Possibilitar o acesso às tecnologias da informação e da comunicação,
visando a integração dos indivíduos na sociedade pode ser um meio
viável para minimizar os problemas sociais[2]
e para integrar o mundo na Sociedade da Informação.
A exclusão
digital é um problema complexo que apresenta desafios práticos e
políticos. Tem que se ter em conta que as soluções que funcionam nos
países desenvolvidos não podem ser simplesmente transferidas para os
ambientes dos países em desenvolvimento: as soluções precisam de ser
pensadas segundo as necessidades e condições locais.
Por outro lado,
propiciar o acesso à tecnologia é essencial, mas é preciso ir além
da componente física.
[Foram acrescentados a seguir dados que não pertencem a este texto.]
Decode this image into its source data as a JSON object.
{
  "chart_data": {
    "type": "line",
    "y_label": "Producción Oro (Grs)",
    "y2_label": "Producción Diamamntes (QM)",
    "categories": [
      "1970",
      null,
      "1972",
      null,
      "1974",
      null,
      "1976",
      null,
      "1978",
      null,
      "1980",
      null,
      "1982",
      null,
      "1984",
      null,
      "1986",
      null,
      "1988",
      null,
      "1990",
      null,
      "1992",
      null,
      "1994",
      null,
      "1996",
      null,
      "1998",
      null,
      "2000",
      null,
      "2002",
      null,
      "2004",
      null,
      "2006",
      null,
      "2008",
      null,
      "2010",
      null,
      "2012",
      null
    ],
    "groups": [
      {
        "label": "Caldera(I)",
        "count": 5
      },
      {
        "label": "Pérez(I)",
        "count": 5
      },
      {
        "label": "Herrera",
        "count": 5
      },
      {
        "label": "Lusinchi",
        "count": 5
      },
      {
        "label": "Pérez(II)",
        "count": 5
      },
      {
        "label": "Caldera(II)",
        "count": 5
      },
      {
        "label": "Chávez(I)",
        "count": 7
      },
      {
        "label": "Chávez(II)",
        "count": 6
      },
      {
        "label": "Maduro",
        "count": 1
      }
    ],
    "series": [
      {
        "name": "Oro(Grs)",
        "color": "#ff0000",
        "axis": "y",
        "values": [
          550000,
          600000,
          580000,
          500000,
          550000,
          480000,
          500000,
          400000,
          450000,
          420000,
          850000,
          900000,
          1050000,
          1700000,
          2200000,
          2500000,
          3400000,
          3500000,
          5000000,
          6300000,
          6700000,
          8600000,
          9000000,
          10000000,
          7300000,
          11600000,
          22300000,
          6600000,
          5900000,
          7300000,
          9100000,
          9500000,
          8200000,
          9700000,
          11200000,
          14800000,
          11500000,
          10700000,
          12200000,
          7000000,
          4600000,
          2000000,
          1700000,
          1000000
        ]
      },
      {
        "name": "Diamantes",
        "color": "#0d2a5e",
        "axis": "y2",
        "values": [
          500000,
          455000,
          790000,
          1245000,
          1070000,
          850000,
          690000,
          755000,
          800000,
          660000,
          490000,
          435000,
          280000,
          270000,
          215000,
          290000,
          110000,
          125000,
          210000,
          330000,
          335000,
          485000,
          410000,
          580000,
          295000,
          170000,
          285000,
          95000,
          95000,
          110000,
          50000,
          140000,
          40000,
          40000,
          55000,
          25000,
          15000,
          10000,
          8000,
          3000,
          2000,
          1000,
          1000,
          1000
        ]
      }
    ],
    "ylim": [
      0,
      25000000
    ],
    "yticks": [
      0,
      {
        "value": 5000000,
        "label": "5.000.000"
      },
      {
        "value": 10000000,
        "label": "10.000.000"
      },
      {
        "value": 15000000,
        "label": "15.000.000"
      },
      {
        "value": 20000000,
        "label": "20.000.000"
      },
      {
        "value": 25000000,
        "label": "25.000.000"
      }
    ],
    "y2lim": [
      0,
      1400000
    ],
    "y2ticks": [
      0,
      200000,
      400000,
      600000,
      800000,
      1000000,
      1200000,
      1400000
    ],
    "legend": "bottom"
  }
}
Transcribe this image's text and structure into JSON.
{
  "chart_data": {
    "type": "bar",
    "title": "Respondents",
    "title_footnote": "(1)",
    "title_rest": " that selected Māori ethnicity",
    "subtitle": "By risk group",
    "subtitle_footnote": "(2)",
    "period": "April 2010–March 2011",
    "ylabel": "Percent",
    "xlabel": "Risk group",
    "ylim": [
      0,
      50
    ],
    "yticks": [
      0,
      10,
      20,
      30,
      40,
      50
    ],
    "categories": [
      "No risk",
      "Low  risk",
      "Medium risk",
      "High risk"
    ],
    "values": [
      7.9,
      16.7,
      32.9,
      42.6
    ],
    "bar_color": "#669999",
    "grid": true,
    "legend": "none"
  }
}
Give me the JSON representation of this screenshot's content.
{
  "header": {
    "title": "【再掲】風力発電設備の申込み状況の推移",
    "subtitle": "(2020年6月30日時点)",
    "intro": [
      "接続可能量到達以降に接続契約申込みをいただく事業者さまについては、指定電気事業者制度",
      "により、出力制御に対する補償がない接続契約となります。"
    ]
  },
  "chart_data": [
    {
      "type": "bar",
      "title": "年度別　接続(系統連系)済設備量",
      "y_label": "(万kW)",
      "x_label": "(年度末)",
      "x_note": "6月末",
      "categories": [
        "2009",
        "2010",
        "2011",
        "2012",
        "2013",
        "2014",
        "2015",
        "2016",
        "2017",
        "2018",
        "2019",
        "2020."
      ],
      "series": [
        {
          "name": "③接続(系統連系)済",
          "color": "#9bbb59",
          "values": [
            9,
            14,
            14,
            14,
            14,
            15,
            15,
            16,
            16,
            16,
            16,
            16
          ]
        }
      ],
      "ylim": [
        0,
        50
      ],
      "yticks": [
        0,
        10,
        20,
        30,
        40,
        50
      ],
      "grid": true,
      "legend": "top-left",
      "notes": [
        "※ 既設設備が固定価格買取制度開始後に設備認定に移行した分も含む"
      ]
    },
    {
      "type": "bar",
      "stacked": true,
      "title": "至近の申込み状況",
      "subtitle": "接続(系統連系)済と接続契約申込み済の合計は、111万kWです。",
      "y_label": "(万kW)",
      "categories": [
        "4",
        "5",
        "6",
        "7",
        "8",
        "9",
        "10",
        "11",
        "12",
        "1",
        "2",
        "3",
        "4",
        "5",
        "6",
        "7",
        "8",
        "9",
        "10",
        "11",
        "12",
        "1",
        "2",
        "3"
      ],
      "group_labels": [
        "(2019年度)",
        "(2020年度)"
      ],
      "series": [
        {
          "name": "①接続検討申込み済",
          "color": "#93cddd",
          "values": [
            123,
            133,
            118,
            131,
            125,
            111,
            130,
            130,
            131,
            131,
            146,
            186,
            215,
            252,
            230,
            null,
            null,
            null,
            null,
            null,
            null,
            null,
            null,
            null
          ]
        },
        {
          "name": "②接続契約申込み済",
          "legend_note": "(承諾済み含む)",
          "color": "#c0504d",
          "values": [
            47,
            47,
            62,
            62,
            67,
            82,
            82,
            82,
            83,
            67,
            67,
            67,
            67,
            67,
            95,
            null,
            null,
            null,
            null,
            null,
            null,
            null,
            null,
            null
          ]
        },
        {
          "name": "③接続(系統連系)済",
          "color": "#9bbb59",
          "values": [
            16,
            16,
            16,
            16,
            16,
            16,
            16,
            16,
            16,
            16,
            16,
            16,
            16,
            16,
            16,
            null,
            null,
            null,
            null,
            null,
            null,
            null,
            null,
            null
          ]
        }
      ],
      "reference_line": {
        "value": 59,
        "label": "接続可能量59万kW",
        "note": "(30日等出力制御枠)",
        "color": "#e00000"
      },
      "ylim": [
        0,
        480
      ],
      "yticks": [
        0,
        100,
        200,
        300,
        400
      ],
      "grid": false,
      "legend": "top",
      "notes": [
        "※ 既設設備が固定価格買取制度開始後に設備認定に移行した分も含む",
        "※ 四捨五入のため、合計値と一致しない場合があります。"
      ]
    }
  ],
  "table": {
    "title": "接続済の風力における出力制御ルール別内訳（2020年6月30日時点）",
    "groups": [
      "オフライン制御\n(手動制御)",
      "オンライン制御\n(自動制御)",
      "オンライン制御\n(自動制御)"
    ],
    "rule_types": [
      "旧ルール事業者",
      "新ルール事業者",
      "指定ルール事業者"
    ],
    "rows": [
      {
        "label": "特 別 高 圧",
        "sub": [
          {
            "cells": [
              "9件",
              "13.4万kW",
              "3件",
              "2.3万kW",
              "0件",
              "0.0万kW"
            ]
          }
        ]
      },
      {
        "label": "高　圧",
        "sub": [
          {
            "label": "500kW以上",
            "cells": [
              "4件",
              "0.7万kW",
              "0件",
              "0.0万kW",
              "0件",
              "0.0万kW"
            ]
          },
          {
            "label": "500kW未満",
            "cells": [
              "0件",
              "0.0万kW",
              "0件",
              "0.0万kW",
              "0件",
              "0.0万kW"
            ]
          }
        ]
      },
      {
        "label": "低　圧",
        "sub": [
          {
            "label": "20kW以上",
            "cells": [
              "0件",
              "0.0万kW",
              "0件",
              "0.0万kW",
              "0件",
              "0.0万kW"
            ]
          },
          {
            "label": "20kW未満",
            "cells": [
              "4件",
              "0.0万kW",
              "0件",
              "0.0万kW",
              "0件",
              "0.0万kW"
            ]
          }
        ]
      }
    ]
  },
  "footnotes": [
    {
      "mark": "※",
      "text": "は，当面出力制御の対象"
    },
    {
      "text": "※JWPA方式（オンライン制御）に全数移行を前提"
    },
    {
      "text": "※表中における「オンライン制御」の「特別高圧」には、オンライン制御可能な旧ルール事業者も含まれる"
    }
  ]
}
Computadores e conexões são insuficientes se a
tecnologia não é, efectivamente utilizada, seja porque as pessoas
não têm meios económicos para as obter, ou porque não sabem
utilizá-la, seja porque a economia local e as políticas
governamentais não fomentam o seu uso.
Para a construção
de uma Sociedade da Informação mais justa e equitativa creio que
terá de se ter em conta três grupos de factores essenciais: a
vontade política, o ambiente económico e normativo e as
características das populações. Eles fizeram, de certo modo, parte
das declarações dos representantes governamentais. Creio que merecem
uma discussão um pouco mais aprofundada.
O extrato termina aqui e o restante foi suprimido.